With this flaring burst of eloquence, Jipson seized his hat, gloves and cane, and soon might be seen an elderly, natty, well-shaved, slightly-flushed gentleman taking his seat in a down town bound _bus_, en route for the sugar bakery of the firm of Cutt, Comeagain, & Co. It was evident, however, from the frequency with which Jipson plied his knife and rubber to his "figgers" of the day's accounts, and the tremulousness with which he drove the porcupine quill, that Jipson was thinking of something else!

"Mr. Jipson, I wish you'd square up that account of Look, Sharp, & Co., to-day," said Mr. Cutt, entering the counting room.

"All folly!" said Jipson, scratching out a mistake from his day-book, and not heeding the remark, though he saw the person of his employer.

"Eh?" was the ejaculation of Cutt.

"All folly!"

"I don't understand you, sir!" said Cutt, in utter astonishment.

"Oh!

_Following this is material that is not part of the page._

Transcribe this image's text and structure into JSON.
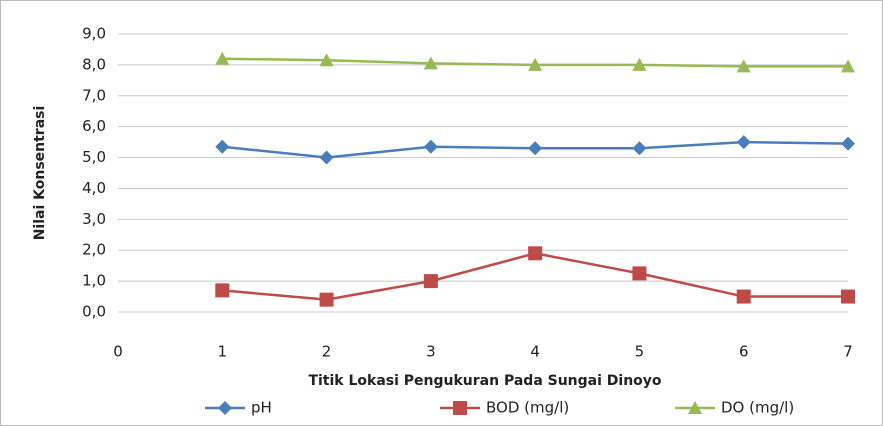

I beg pardon, sir," said poor Jipson; "I beg pardon, sir. Engrossed in a little affair of my own, I quite overlooked your observation. I will attend to the account of Look, Sharp, & Co., at once, sir;" and while Jipson was at it, his employer went out, wondering what in faith could be the matter with Jipson, a man whose capacity and gentlemanly deportment the firm had tested to their satisfaction for many years previous. The little _incident_ was mentioned to the partner, Comeagain. The firm first laughed, then wondered what was up to disturb the usual equilibrium of Jipson, and ended by hoping he hadn't taken to drink or nothing!

"Guess I'd better do it," soliloquizes Jipson. "My wife is a good woman enough, but like most women, lets her vanity trip up her common sense, now and then; she feels cut down to know that Tannersoil's folks are plunging out with dinners and evening parties, troops of company, piano going, and bawling away their new fol-de-rol music. Yes, guess I'll do it.

"Mrs. Jipson little calculates the horrors--not only in a pecuniary, but domestic sense--that these dinners, suppers and parties to the rag-tag and bobtail, cost many honest-meaning people, who _ought_ to be ashamed of them.

"But, I'll do it, if it costs me the whole quarter's salary!"